Мольба Аргаленки пробила грубую оболочку сердца огнепоклонника; он с большим волнением, чем выказывал обыкновенно, схватил старика за руку.

— Я не говорю, что она больше не любит того, кто дал ей жизнь, — сказал он. — Но я не стану утверждать, что она по-прежнему нежно любит его. А вот в чем я уверен, в чем готов поклясться, — не ее ты найдешь на свидании, которое назначил тебе малаец.

— Что же я там найду?

— Два криса, которые похоронят в твоем сердце тайну собраний в лесах Джидавала!

— Моя дочь! Моя дочь! — с раздирающим душу отчаянием воскликнул несчастный отец, словно в показанном ему Харрушем зрелище нависшей над его головой смерти его поразила лишь мысль о разлуке с дочерью.

— Твоя дочь у раджи; Базилиус похитил ее у тебя, а после его смерти ее взял Цермай.

Аргаленка закрыл лицо руками.

— Но, — продолжал огнепоклонник, голос которого теперь не выдавал ни малейшего волнения, — разве зло, причиненное тебе, не возбуждает в тебе другого чувства, кроме напрасной скорби?

— Что ты хочешь сказать?

— Разве месть не исцелила бы твое раненое сердце, как даджах исцеляет от укусов змеи?

— Увы! — ответил старик. — Все, что я могу, — это любить свою дочь, и мое сердце так полно этим чувством, что для другого не остается места.

— Отец, твой лоб увенчан седыми волосами; если ты жил среди людей, ты должен хорошо знать их. Что же, твой взгляд не покидает пределов твоего зрачка? Ты беден, а твоя дочь живет в роскоши; ты лежишь на дороге, а она обитает во дворце; как и у меня, половина твоего саронга осталась в лесу на кустарниках, а одежда Арроа сверкает, как волны под лучами солнца. Что может быть общего между тобой и ею?

— Не говори так: ты богохульствуешь, оскорбляешь любовь детей к тем, кому они обязаны жизнью.

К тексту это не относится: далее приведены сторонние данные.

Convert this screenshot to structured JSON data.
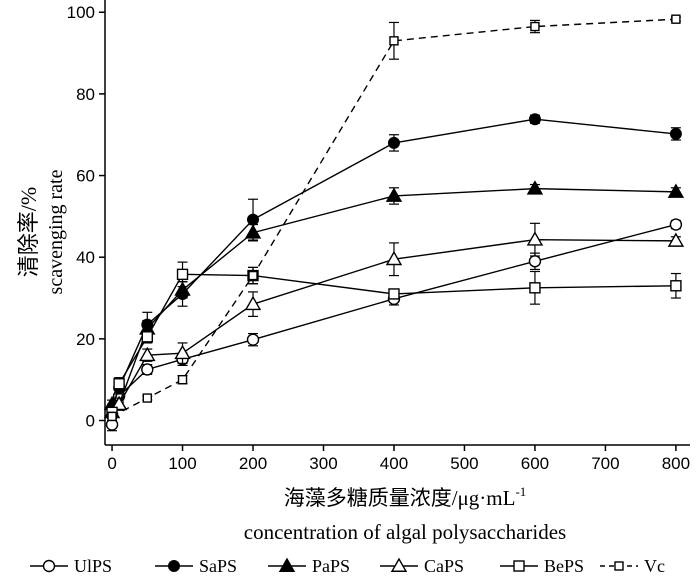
{
  "chart_data": {
    "type": "line",
    "xlabel_cn": "海藻多糖质量浓度/μg·mL",
    "xlabel_sup": "-1",
    "xlabel_en": "concentration of algal polysaccharides",
    "ylabel_cn": "清除率/%",
    "ylabel_en": "scavenging rate",
    "xlim": [
      -10,
      820
    ],
    "ylim": [
      -6,
      103
    ],
    "x_ticks": [
      0,
      100,
      200,
      300,
      400,
      500,
      600,
      700,
      800
    ],
    "y_ticks": [
      0,
      20,
      40,
      60,
      80,
      100
    ],
    "x_tick_labels": [
      "0",
      "100",
      "200",
      "300",
      "400",
      "500",
      "600",
      "700",
      "800"
    ],
    "y_tick_labels": [
      "0",
      "20",
      "40",
      "60",
      "80",
      "100"
    ],
    "legend_position": "bottom",
    "series": [
      {
        "name": "UlPS",
        "marker": "circle-open",
        "dashed": false,
        "x": [
          0,
          10,
          50,
          100,
          200,
          400,
          600,
          800
        ],
        "values": [
          -1,
          6,
          12.5,
          15,
          19.8,
          29.8,
          39,
          48
        ],
        "errors": [
          1.5,
          1.5,
          1.2,
          1.5,
          1.5,
          1.5,
          2,
          1
        ]
      },
      {
        "name": "SaPS",
        "marker": "circle-filled",
        "dashed": false,
        "x": [
          0,
          10,
          50,
          100,
          200,
          400,
          600,
          800
        ],
        "values": [
          3,
          8,
          23.5,
          31,
          49.2,
          68,
          73.8,
          70.2
        ],
        "errors": [
          1,
          1.5,
          3,
          3,
          5,
          2,
          1,
          1.5
        ]
      },
      {
        "name": "PaPS",
        "marker": "triangle-filled",
        "dashed": false,
        "x": [
          0,
          10,
          50,
          100,
          200,
          400,
          600,
          800
        ],
        "values": [
          4,
          4,
          22.5,
          32,
          46,
          55,
          56.8,
          56
        ],
        "errors": [
          1,
          1.5,
          2,
          2,
          2,
          2,
          1,
          1
        ]
      },
      {
        "name": "CaPS",
        "marker": "triangle-open",
        "dashed": false,
        "x": [
          0,
          10,
          50,
          100,
          200,
          400,
          600,
          800
        ],
        "values": [
          2,
          4,
          16,
          16.5,
          28.5,
          39.5,
          44.3,
          44
        ],
        "errors": [
          1,
          1,
          1.5,
          2.5,
          3,
          4,
          4,
          1
        ]
      },
      {
        "name": "BePS",
        "marker": "square-open",
        "dashed": false,
        "x": [
          0,
          10,
          50,
          100,
          200,
          400,
          600,
          800
        ],
        "values": [
          2,
          9,
          20.5,
          35.8,
          35.5,
          31,
          32.5,
          33
        ],
        "errors": [
          1,
          1.5,
          1.5,
          3,
          2,
          1,
          4,
          3
        ]
      },
      {
        "name": "Vc",
        "marker": "square-open-small",
        "dashed": true,
        "x": [
          0,
          50,
          100,
          200,
          400,
          600,
          800
        ],
        "values": [
          1,
          5.5,
          10,
          35.5,
          93,
          96.5,
          98.3
        ],
        "errors": [
          1,
          0.5,
          1,
          2,
          4.5,
          1.5,
          0.5
        ]
      }
    ]
  }
}
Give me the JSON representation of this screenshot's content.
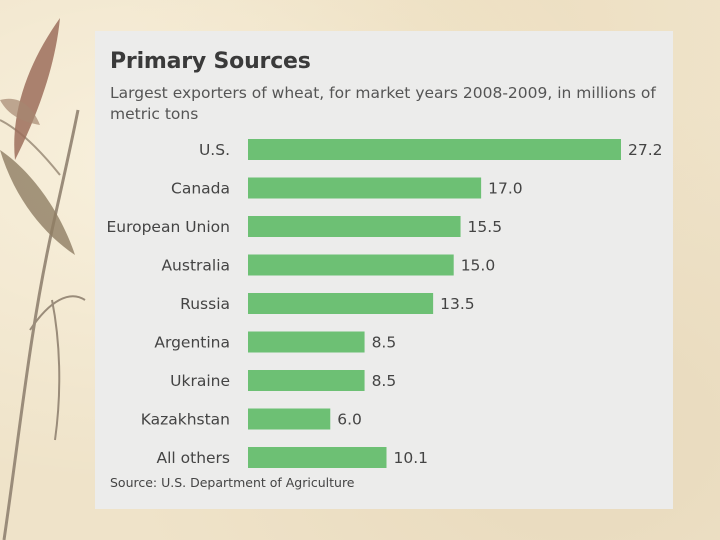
{
  "colors": {
    "bar": "#6dc074",
    "card": "#ececeb",
    "background": "#efe3c9"
  },
  "chart_data": {
    "type": "bar",
    "orientation": "horizontal",
    "title": "Primary Sources",
    "subtitle": "Largest exporters of wheat, for market years 2008-2009, in millions of metric tons",
    "categories": [
      "U.S.",
      "Canada",
      "European Union",
      "Australia",
      "Russia",
      "Argentina",
      "Ukraine",
      "Kazakhstan",
      "All others"
    ],
    "values": [
      27.2,
      17.0,
      15.5,
      15.0,
      13.5,
      8.5,
      8.5,
      6.0,
      10.1
    ],
    "value_labels": [
      "27.2",
      "17.0",
      "15.5",
      "15.0",
      "13.5",
      "8.5",
      "8.5",
      "6.0",
      "10.1"
    ],
    "xlim": [
      0,
      27.2
    ],
    "grid": false,
    "source": "Source: U.S. Department of Agriculture"
  }
}
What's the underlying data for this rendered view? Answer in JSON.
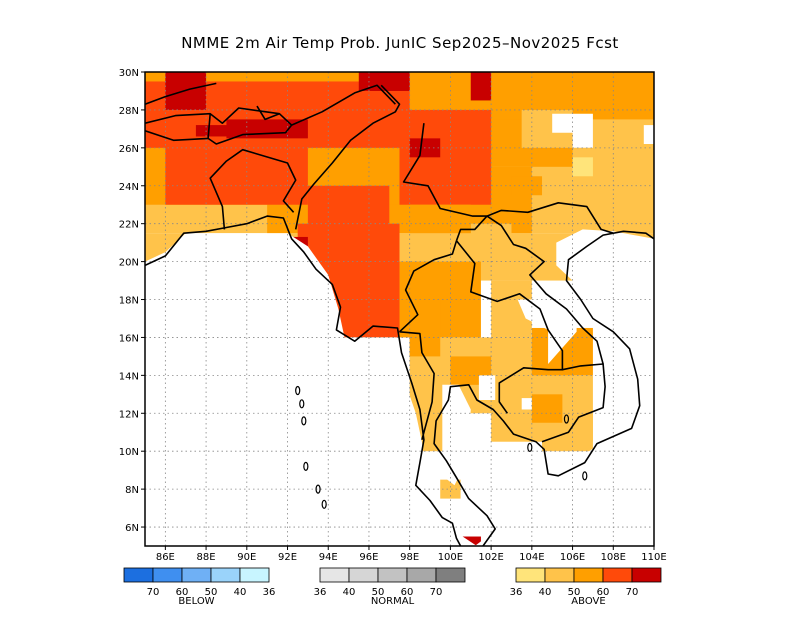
{
  "title": "NMME 2m Air Temp Prob. JunIC  Sep2025–Nov2025 Fcst",
  "map": {
    "lon_range": [
      85,
      110
    ],
    "lat_range": [
      5,
      30
    ],
    "lat_labels": [
      "6N",
      "8N",
      "10N",
      "12N",
      "14N",
      "16N",
      "18N",
      "20N",
      "22N",
      "24N",
      "26N",
      "28N",
      "30N"
    ],
    "lon_labels": [
      "86E",
      "88E",
      "90E",
      "92E",
      "94E",
      "96E",
      "98E",
      "100E",
      "102E",
      "104E",
      "106E",
      "108E",
      "110E"
    ],
    "grid": "dotted",
    "category_colors": {
      "above_40": "#ffe47a",
      "above_50": "#ffc34a",
      "above_60": "#ff9f00",
      "above_70": "#ff4a0a",
      "above_max": "#c80000"
    }
  },
  "legend": {
    "below": {
      "title": "BELOW",
      "labels": [
        "70",
        "60",
        "50",
        "40",
        "36"
      ],
      "colors": [
        "#1c6fe0",
        "#3f8ff0",
        "#6fb0f5",
        "#9ad3fa",
        "#c8f5ff"
      ]
    },
    "normal": {
      "title": "NORMAL",
      "labels": [
        "36",
        "40",
        "50",
        "60",
        "70"
      ],
      "colors": [
        "#e6e6e6",
        "#d6d6d6",
        "#c2c2c2",
        "#a8a8a8",
        "#7f7f7f"
      ]
    },
    "above": {
      "title": "ABOVE",
      "labels": [
        "36",
        "40",
        "50",
        "60",
        "70"
      ],
      "colors": [
        "#ffe47a",
        "#ffc34a",
        "#ff9f00",
        "#ff4a0a",
        "#c80000"
      ]
    }
  }
}
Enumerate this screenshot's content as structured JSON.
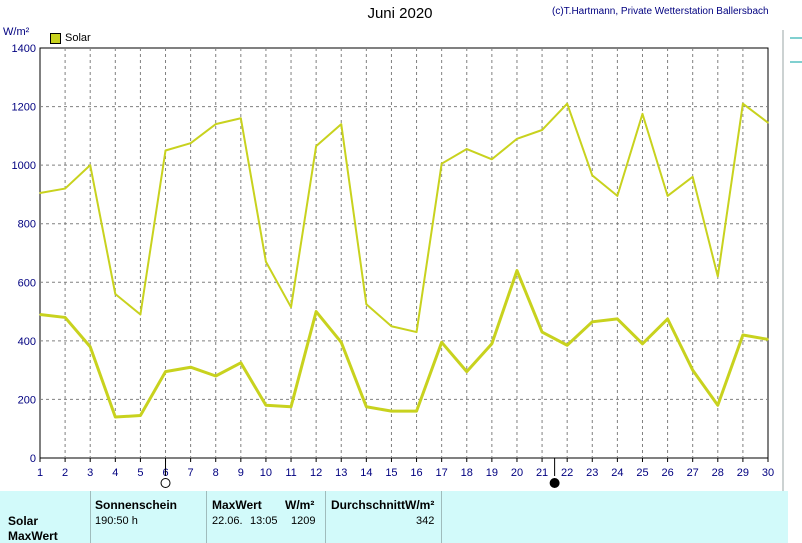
{
  "title": "Juni 2020",
  "credit": "(c)T.Hartmann, Private Wetterstation Ballersbach",
  "unit": "W/m²",
  "legend": {
    "label": "Solar",
    "color": "#c8d21e"
  },
  "chart_data": {
    "type": "line",
    "title": "Juni 2020",
    "ylabel": "W/m²",
    "xlabel": "",
    "ylim": [
      0,
      1400
    ],
    "xlim": [
      1,
      30
    ],
    "yticks": [
      0,
      200,
      400,
      600,
      800,
      1000,
      1200,
      1400
    ],
    "x": [
      1,
      2,
      3,
      4,
      5,
      6,
      7,
      8,
      9,
      10,
      11,
      12,
      13,
      14,
      15,
      16,
      17,
      18,
      19,
      20,
      21,
      22,
      23,
      24,
      25,
      26,
      27,
      28,
      29,
      30
    ],
    "grid": true,
    "legend_position": "top-left",
    "series": [
      {
        "name": "Solar",
        "role": "max",
        "color": "#c8d21e",
        "values": [
          905,
          920,
          1000,
          560,
          490,
          1050,
          1075,
          1140,
          1160,
          670,
          515,
          1065,
          1140,
          525,
          450,
          430,
          1005,
          1055,
          1020,
          1090,
          1120,
          1210,
          965,
          895,
          1175,
          895,
          960,
          620,
          1210,
          1145
        ]
      },
      {
        "role": "mean",
        "color": "#c8d21e",
        "values": [
          490,
          480,
          380,
          140,
          145,
          295,
          310,
          280,
          325,
          180,
          175,
          500,
          395,
          175,
          160,
          160,
          395,
          295,
          390,
          640,
          430,
          385,
          465,
          475,
          390,
          475,
          300,
          180,
          420,
          405
        ]
      }
    ],
    "moon_markers": [
      {
        "day": 6,
        "phase": "full"
      },
      {
        "day": 21.5,
        "phase": "new"
      }
    ]
  },
  "table": {
    "row_labels": [
      "Solar",
      "MaxWert"
    ],
    "headers": {
      "sunshine": "Sonnenschein",
      "maxwert": "MaxWert",
      "maxwert_unit": "W/m²",
      "avg": "DurchschnittW/m²"
    },
    "values": {
      "sunshine": "190:50 h",
      "max_date": "22.06.",
      "max_time": "13:05",
      "max_value": "1209",
      "avg_value": "342"
    }
  }
}
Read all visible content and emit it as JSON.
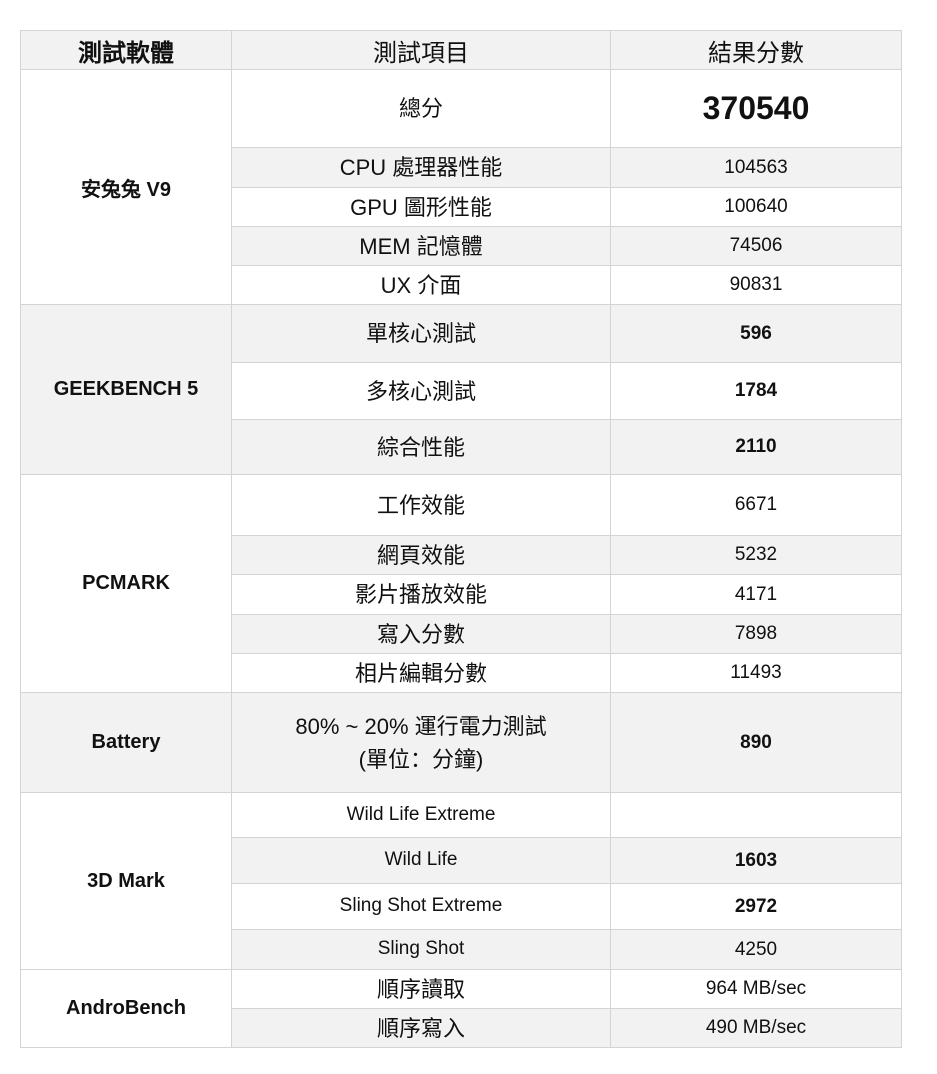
{
  "headers": [
    "測試軟體",
    "測試項目",
    "結果分數"
  ],
  "shade_color": "#f2f2f2",
  "groups": [
    {
      "name": "安兔兔 V9",
      "shaded": false,
      "rows": [
        {
          "item": "總分",
          "value": "370540",
          "bold": true,
          "big": true,
          "h": 78
        },
        {
          "item": "CPU  處理器性能",
          "value": "104563",
          "h": 40
        },
        {
          "item": "GPU  圖形性能",
          "value": "100640",
          "h": 39
        },
        {
          "item": "MEM  記憶體",
          "value": "74506",
          "h": 39
        },
        {
          "item": "UX  介面",
          "value": "90831",
          "h": 39
        }
      ]
    },
    {
      "name": "GEEKBENCH 5",
      "shaded": true,
      "rows": [
        {
          "item": "單核心測試",
          "value": "596",
          "bold": true,
          "h": 58
        },
        {
          "item": "多核心測試",
          "value": "1784",
          "bold": true,
          "h": 57
        },
        {
          "item": "綜合性能",
          "value": "2110",
          "bold": true,
          "h": 55
        }
      ]
    },
    {
      "name": "PCMARK",
      "shaded": false,
      "rows": [
        {
          "item": "工作效能",
          "value": "6671",
          "h": 61
        },
        {
          "item": "網頁效能",
          "value": "5232",
          "h": 39
        },
        {
          "item": "影片播放效能",
          "value": "4171",
          "h": 40
        },
        {
          "item": "寫入分數",
          "value": "7898",
          "h": 39
        },
        {
          "item": "相片編輯分數",
          "value": "11493",
          "h": 39
        }
      ]
    },
    {
      "name": "Battery",
      "shaded": true,
      "rows": [
        {
          "item": "80% ~ 20%  運行電力測試\n(單位：分鐘)",
          "value": "890",
          "bold": true,
          "h": 100
        }
      ]
    },
    {
      "name": "3D Mark",
      "shaded": false,
      "rows": [
        {
          "item": "Wild Life Extreme",
          "value": "",
          "en": true,
          "h": 45
        },
        {
          "item": "Wild Life",
          "value": "1603",
          "bold": true,
          "en": true,
          "h": 46
        },
        {
          "item": "Sling Shot Extreme",
          "value": "2972",
          "bold": true,
          "en": true,
          "h": 46
        },
        {
          "item": "Sling Shot",
          "value": "4250",
          "en": true,
          "h": 40
        }
      ]
    },
    {
      "name": "AndroBench",
      "shaded": false,
      "rows": [
        {
          "item": "順序讀取",
          "value": "964 MB/sec",
          "h": 39
        },
        {
          "item": "順序寫入",
          "value": "490 MB/sec",
          "h": 39
        }
      ]
    }
  ]
}
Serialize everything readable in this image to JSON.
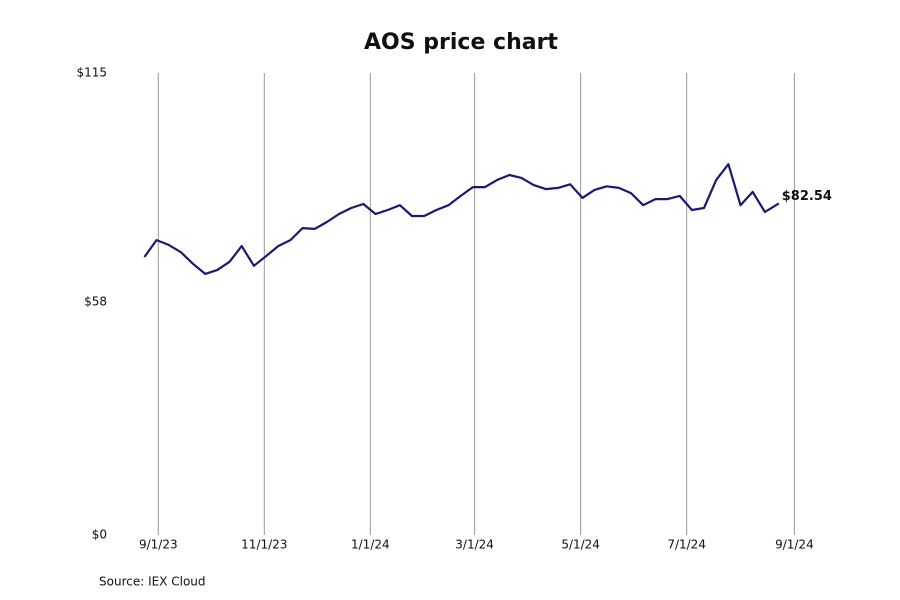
{
  "chart_data": {
    "type": "line",
    "title": "AOS price chart",
    "source": "Source: IEX Cloud",
    "x": [
      "8/24/23",
      "8/31/23",
      "9/7/23",
      "9/14/23",
      "9/21/23",
      "9/28/23",
      "10/5/23",
      "10/12/23",
      "10/19/23",
      "10/26/23",
      "11/2/23",
      "11/9/23",
      "11/16/23",
      "11/23/23",
      "11/30/23",
      "12/7/23",
      "12/14/23",
      "12/21/23",
      "12/28/23",
      "1/4/24",
      "1/11/24",
      "1/18/24",
      "1/25/24",
      "2/1/24",
      "2/8/24",
      "2/15/24",
      "2/22/24",
      "2/29/24",
      "3/7/24",
      "3/14/24",
      "3/21/24",
      "3/28/24",
      "4/4/24",
      "4/11/24",
      "4/18/24",
      "4/25/24",
      "5/2/24",
      "5/9/24",
      "5/16/24",
      "5/23/24",
      "5/30/24",
      "6/6/24",
      "6/13/24",
      "6/20/24",
      "6/27/24",
      "7/4/24",
      "7/11/24",
      "7/18/24",
      "7/25/24",
      "8/1/24",
      "8/8/24",
      "8/15/24",
      "8/23/24"
    ],
    "series": [
      {
        "name": "AOS",
        "color": "#1a1a6e",
        "values": [
          69.2,
          73.4,
          72.2,
          70.4,
          67.5,
          65.0,
          66.0,
          68.0,
          71.9,
          67.0,
          69.4,
          71.9,
          73.4,
          76.4,
          76.2,
          77.9,
          79.9,
          81.4,
          82.4,
          79.9,
          80.9,
          82.1,
          79.4,
          79.4,
          80.9,
          82.1,
          84.4,
          86.6,
          86.6,
          88.4,
          89.6,
          88.9,
          87.1,
          86.1,
          86.4,
          87.3,
          83.9,
          85.9,
          86.8,
          86.4,
          85.1,
          82.1,
          83.6,
          83.6,
          84.4,
          80.9,
          81.4,
          88.4,
          92.3,
          82.1,
          85.4,
          80.4,
          82.54
        ],
        "value_labels": [
          null,
          null,
          null,
          null,
          null,
          null,
          null,
          null,
          null,
          null,
          null,
          null,
          null,
          null,
          null,
          null,
          null,
          null,
          null,
          null,
          null,
          null,
          null,
          null,
          null,
          null,
          null,
          null,
          null,
          null,
          null,
          null,
          null,
          null,
          null,
          null,
          null,
          null,
          null,
          null,
          null,
          null,
          null,
          null,
          null,
          null,
          null,
          null,
          null,
          null,
          null,
          null,
          "$82.54"
        ]
      }
    ],
    "xlim": [
      "8/14/23",
      "9/14/24"
    ],
    "xticks": [
      "9/1/23",
      "11/1/23",
      "1/1/24",
      "3/1/24",
      "5/1/24",
      "7/1/24",
      "9/1/24"
    ],
    "ylim": [
      0,
      115
    ],
    "yticks": [
      {
        "value": 0,
        "label": "$0"
      },
      {
        "value": 58,
        "label": "$58"
      },
      {
        "value": 115,
        "label": "$115"
      }
    ],
    "grid": "x"
  }
}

— Нет, я буду говорить так. Тебя раздавили — а я хочу, чтобы ты выпрямился; тебя ударили — но я хочу, чтобы ты поднял голову. Если любовь дочери больше не принадлежит тебе, подумай о тех, кто отнял ее у тебя, и в своей ненависти, как и в своей нежности, найдешь невыразимую сладость.

— Будда поселил нас на земле для того, чтобы любить, а не для того, чтобы ненавидеть.

— Будда — только слово, — продолжал убеждать огнепоклонник. — Покажи мне твоего бога, как я покажу тебе моего; истинный бог — это солнце, давшее нам огонь. Взгляни на этот вулкан, — говорил Харруш, указывая буддисту на вершины Пандеранго, гребни которого краснели, возвышаясь в темноте. — Взгляни на вулкан: он горит лишь для того, чтобы разрушать и уничтожать; но это Бог зажег огонь в полости горы! И он хочет, чтобы страсти, вложенные им в нашу душу, уподобились этому огню.

— Но я сказал тебе, что, сколько ни ищу, не могу найти ненависти в душе, которую дал мне Будда.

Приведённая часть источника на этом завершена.